Govt should avoid the mistakes of 2020
The latest tax collection data suggests the final fiscal deficit number for 2020-21 will be lower than the revised estimate. Personal income tax collection, for instance, is reported to have grown 2.5 per cent, year-on-year, including refunds. However, corporate tax collection showed a decline of 6 per cent, pulling down gross direct tax collection by 2 per cent. While the government would be satisfied by the level of tax collection in the given circumstances, it should not miss the broader point. In a year when gross domestic product in nominal terms is expected to decline by about 4 per cent, the numbers suggest that income for the taxpaying population — which is a small minority — remained largely intact. Further, the national accounts data shows that the agriculture sector did reasonably well. This means income in the unorganised sector suffered disproportionately because of the pandemic and lockdowns. Although there is no direct way of supporting this segment, the government should be open to allocating more funds to the rural employment scheme, which will at least support migrants who are unable to return.
The new fiscal year is expected to be the year of recovery but the resurgence in Covid cases has increased risks. India reported over 93,000 new cases on Sunday. The situation is worrying, and the governments both at the Central and state levels should not ignore the 2020 experience and avoid making the same mistakes. It is clear that imposing hard lockdowns is not a solution. In fact, India has itself shown that it is possible to break the link between infection and mobility.
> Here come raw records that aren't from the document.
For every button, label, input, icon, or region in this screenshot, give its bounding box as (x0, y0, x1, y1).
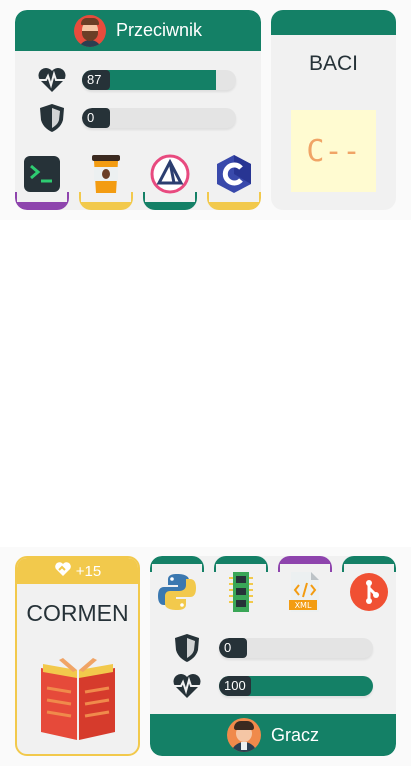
opponent-hand-card[interactable] (15, 146, 69, 210)
card-header: +15 (17, 558, 138, 584)
book-icon (33, 654, 123, 744)
player-shield-bar: 0 (219, 638, 373, 658)
player-avatar (226, 718, 261, 752)
code-art: C-- (291, 110, 376, 192)
opponent-hand-card[interactable] (207, 146, 261, 210)
opponent-hand-card[interactable] (79, 146, 133, 210)
opponent-hand-card[interactable] (143, 146, 197, 210)
player-hand-card[interactable] (342, 556, 396, 622)
opponent-shield-value: 0 (82, 108, 110, 128)
opponent-health-value: 87 (82, 70, 110, 90)
player-health-bar: 100 (219, 676, 373, 696)
player-shield-value: 0 (219, 638, 247, 658)
player-health-value: 100 (219, 676, 251, 696)
player-health-row: 100 (172, 671, 373, 701)
git-icon (344, 564, 394, 620)
heal-bonus: +15 (75, 562, 102, 580)
shield-icon (37, 103, 67, 133)
player-name: Gracz (270, 724, 319, 745)
heal-heart-icon (54, 561, 72, 581)
player-footer: Gracz (150, 714, 396, 756)
terminal-icon (17, 146, 67, 202)
player-hand-card[interactable]: XML (278, 556, 332, 622)
opponent-health-row: 87 (37, 65, 236, 95)
player-shield-row: 0 (172, 633, 373, 663)
opponent-health-bar: 87 (82, 70, 236, 90)
c-language-icon (209, 146, 259, 202)
player-hand-card[interactable] (150, 556, 204, 622)
card-header (271, 10, 396, 35)
svg-text:XML: XML (295, 601, 312, 610)
shield-icon (172, 633, 202, 663)
coffee-cup-icon (81, 146, 131, 202)
ram-stick-icon (216, 564, 266, 620)
xml-file-icon: XML (280, 564, 330, 620)
opponent-panel: Przeciwnik 87 0 (15, 10, 261, 210)
opponent-header: Przeciwnik (15, 10, 261, 51)
card-title: BACI (308, 52, 358, 75)
opponent-played-card[interactable]: BACI C-- (271, 10, 396, 210)
card-title: CORMEN (26, 600, 129, 626)
opponent-avatar (73, 14, 106, 47)
player-played-card[interactable]: +15 CORMEN (15, 556, 140, 756)
triangle-logo-icon (145, 146, 195, 202)
python-icon (152, 564, 202, 620)
player-hand-card[interactable] (214, 556, 268, 622)
game-screen: Przeciwnik 87 0 BACI C-- +15 CORMEN XML … (0, 0, 411, 766)
heartbeat-icon (37, 65, 67, 95)
opponent-name: Przeciwnik (115, 20, 203, 40)
opponent-shield-row: 0 (37, 103, 236, 133)
heartbeat-icon (172, 671, 202, 701)
opponent-shield-bar: 0 (82, 108, 236, 128)
player-panel: XML 0 100 Gracz (150, 556, 396, 756)
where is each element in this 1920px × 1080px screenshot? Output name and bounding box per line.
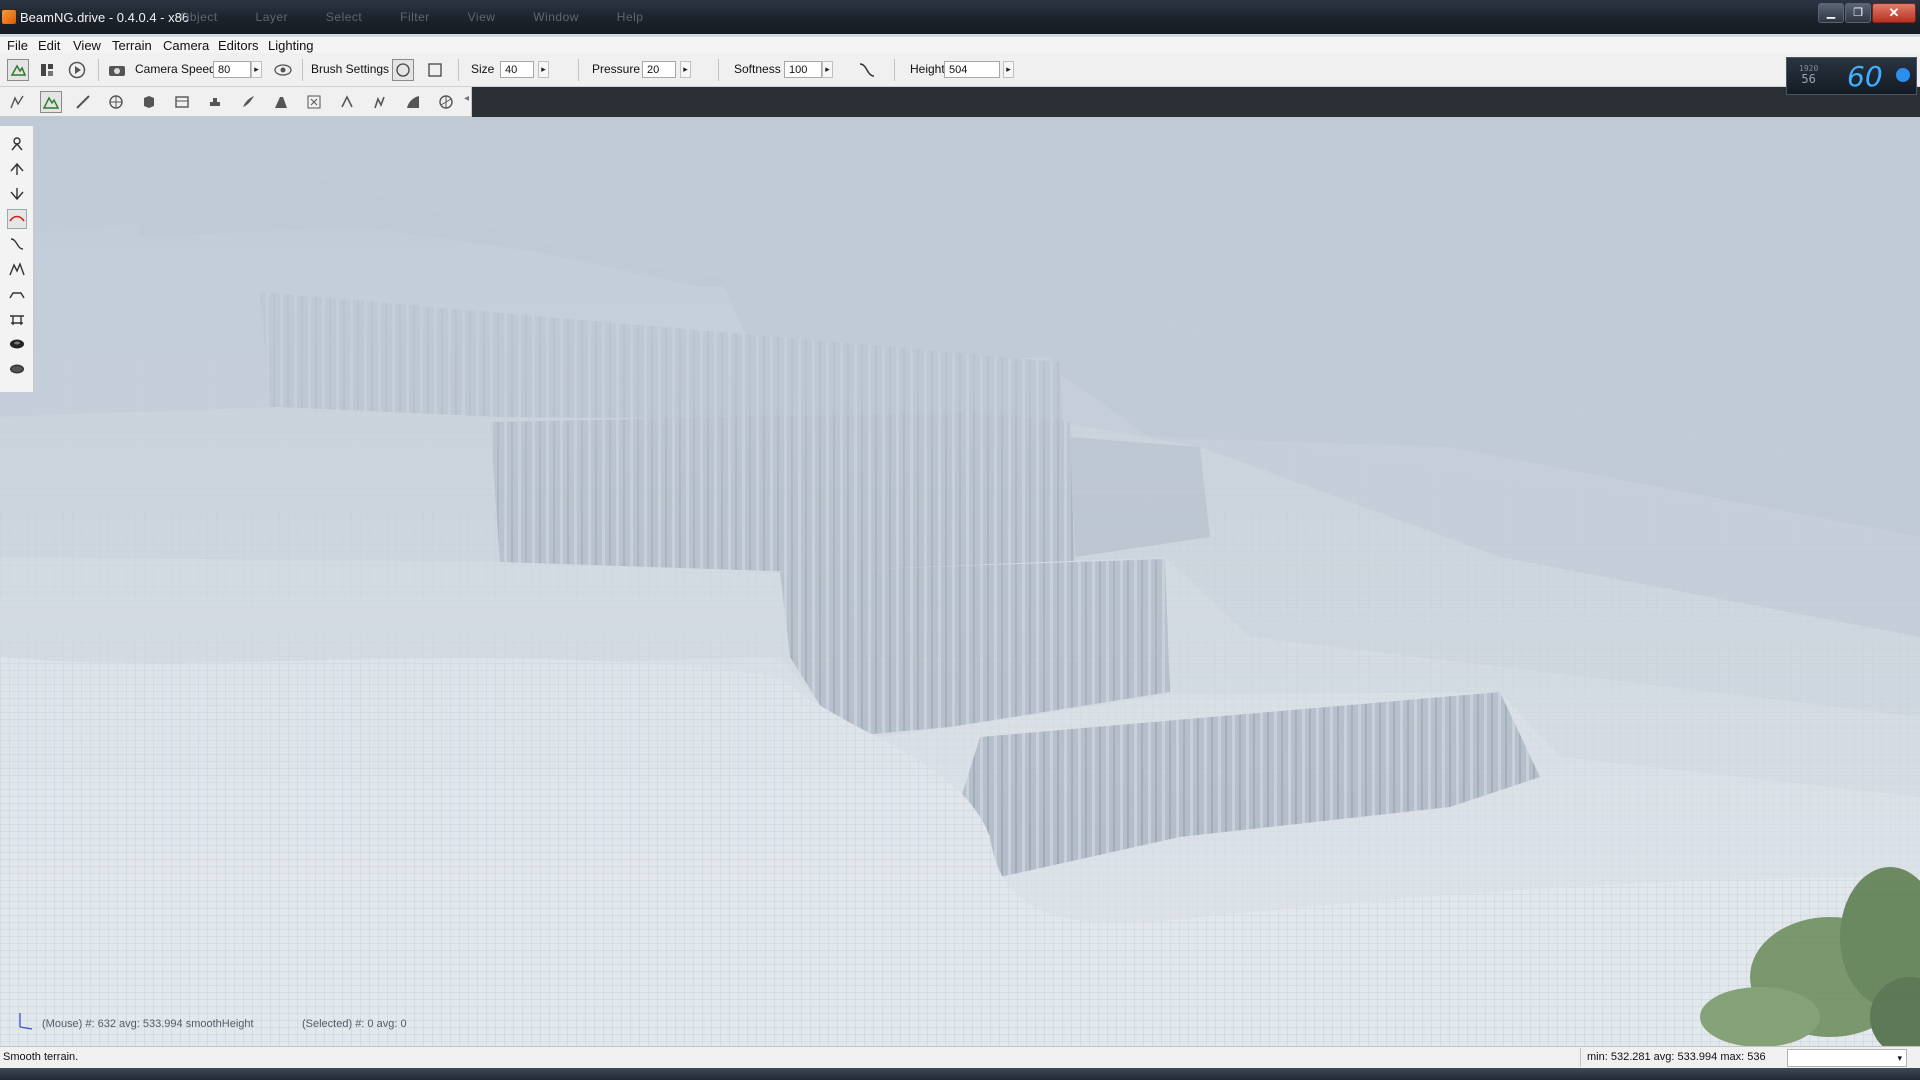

Intermittent lockdowns and curfew in different parts of the country can affect supply chains and impede the recovery process. Besides, lockdowns tend to affect the income of the most vulnerable section of society.
Further, instead of stifling them, the government should use market forces in this fight. The Maharashtra government, for instance, has capped the rate for Covid tests, which could undermine the overall effort. In the case of vaccination as well, price caps would affect supplies. Additionally, the over-centralisation of the vaccination programme must end now. State governments should have the freedom to conduct the vaccination programme. The needs of large cities and small towns, for instance, are very different at the moment. If the virus is not contained in areas reporting higher numbers, it will spread to other parts and quickly overwhelm the medical infrastructure in smaller towns. The government should also consider ways to enable faster approval of reliable vaccines being used in other countries and can be produced in India.
In terms of economic recovery, despite the Covid surge, the data on economic activity from here on will show a sharp upswing because of a lower base. Policymakers would do well to not get carried away by YoY growth numbers. The data should be seen in proper context. It is likely that the Indian economy at the end of 2021-22 would be only marginally bigger than 2019-20. For now, the government should focus on securing an adequate supply of vaccines and scaling up the vaccination programme. A continued rise in infection will increase risks to economic recovery. Meanwhile, better than expected tax collection should be used to put the fiscal house in order. Higher levels of fiscal deficit and debt for an extended period can increase macroeconomic risks.